En tournée européenne, les responsables du Creative Cloud dévoilent les projets d’Adobe pour étendre son empire logiciel. L’entreprise croit beaucoup aux « contenus 3D immersifs » et mise sur l’intelligence artificielle pour rendre ses produits plus simples.

« L’intelligence artificielle permet aux utilisateurs non-professionnels de faire des choses qu’ils ne pouvaient pas faire avant. » Par cette phrase, Scott Belsky, le patron du Adobe Creative Cloud, résume selon nous plutôt bien les dernières mises à jour de Photoshop, Illustrator ou Premiere Pro. Depuis quelques années, Adobe mise sur des nouveaux filtres automatisés qui font tout à votre place. Un moyen de simplifier ses logiciels connus pour leur grande complexité. L’entreprise fait actuellement la tournée des grandes villes européennes pour rencontrer sa « communauté ». Elle était à Paris le 14 juin.
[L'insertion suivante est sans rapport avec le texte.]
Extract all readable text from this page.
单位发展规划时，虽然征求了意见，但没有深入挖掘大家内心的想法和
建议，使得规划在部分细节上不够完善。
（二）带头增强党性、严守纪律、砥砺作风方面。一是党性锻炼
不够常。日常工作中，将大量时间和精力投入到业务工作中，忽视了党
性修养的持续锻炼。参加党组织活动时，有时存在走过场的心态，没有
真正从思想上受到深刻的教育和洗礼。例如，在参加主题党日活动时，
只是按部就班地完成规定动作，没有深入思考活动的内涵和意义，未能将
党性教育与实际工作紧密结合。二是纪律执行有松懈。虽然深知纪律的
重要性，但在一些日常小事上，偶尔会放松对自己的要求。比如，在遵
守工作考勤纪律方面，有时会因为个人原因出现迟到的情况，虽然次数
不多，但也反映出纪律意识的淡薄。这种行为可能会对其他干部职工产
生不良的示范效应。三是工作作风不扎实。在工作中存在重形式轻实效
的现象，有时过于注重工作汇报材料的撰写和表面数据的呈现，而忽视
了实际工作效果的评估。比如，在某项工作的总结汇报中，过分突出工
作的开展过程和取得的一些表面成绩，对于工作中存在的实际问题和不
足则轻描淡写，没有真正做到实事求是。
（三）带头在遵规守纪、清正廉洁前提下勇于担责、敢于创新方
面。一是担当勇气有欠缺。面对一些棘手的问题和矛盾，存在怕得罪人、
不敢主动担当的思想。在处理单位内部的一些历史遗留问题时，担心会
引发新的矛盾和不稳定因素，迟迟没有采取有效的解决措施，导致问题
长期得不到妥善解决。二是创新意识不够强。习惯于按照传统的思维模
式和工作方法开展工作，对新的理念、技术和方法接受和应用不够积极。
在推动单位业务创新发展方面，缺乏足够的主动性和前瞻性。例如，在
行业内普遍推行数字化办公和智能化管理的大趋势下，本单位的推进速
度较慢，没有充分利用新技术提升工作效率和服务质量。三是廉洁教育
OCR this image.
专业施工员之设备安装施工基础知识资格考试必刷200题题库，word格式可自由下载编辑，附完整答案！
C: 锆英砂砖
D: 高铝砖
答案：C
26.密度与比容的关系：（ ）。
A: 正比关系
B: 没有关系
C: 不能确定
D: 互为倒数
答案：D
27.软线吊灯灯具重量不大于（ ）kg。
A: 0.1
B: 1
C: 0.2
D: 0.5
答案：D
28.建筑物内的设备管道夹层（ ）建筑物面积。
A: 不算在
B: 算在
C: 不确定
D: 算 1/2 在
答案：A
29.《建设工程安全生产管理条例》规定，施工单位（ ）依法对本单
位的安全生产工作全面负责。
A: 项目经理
Photoshop bientôt gratuit sur le web ?

Étrangement, ce qui est selon nous l’annonce la plus importante n’a même pas été évoqué par Adobe lors de notre rencontre à Paris. Pourtant, selon plusieurs médias américains comme The Verge, Adobe a décidé de rendre gratuit la version web de Photoshop au Canada, afin d’initier une période de test. Le modèle économique final n’est pas encore déterminé, mais il est possible qu’Adobe réserve certaines fonctions aux abonnés de son Creative Cloud. Pour les plus basiques, Photoshop pourra être utilisé avec un compte Adobe gratuit.

Photoshop on the web
Capture d’écran de Photoshop on the web. // Source : Adobe

En revanche, à Paris, Scott Belsky d’Abobe a bien évoqué le lancement de Photoshop sur le web. Depuis l’année dernière, cette version allégée du célèbre logiciel de retouche a pour objectif de s’adresser à un public plus grand, comme celui qui possède un Chromebook ou une machine peu performante. Après s’être lancé sur iPad, Adobe semble avoir pour objectif de faire grossir son nombre d’utilisateurs. Pour y parvenir, il mise sur les « Neural Filters », des fonctions de retouches automatisées grâce à l’intelligence artificielle. Changement du ciel, variation d’une émotion, restauration d’une vieille image… Ce qui nécessitait autrefois des compétences particulières peut maintenant se faire en un tapotement. C’est vers cette direction que se dirige Adobe qui mise même sur des filtres « fun », façon Snapchat.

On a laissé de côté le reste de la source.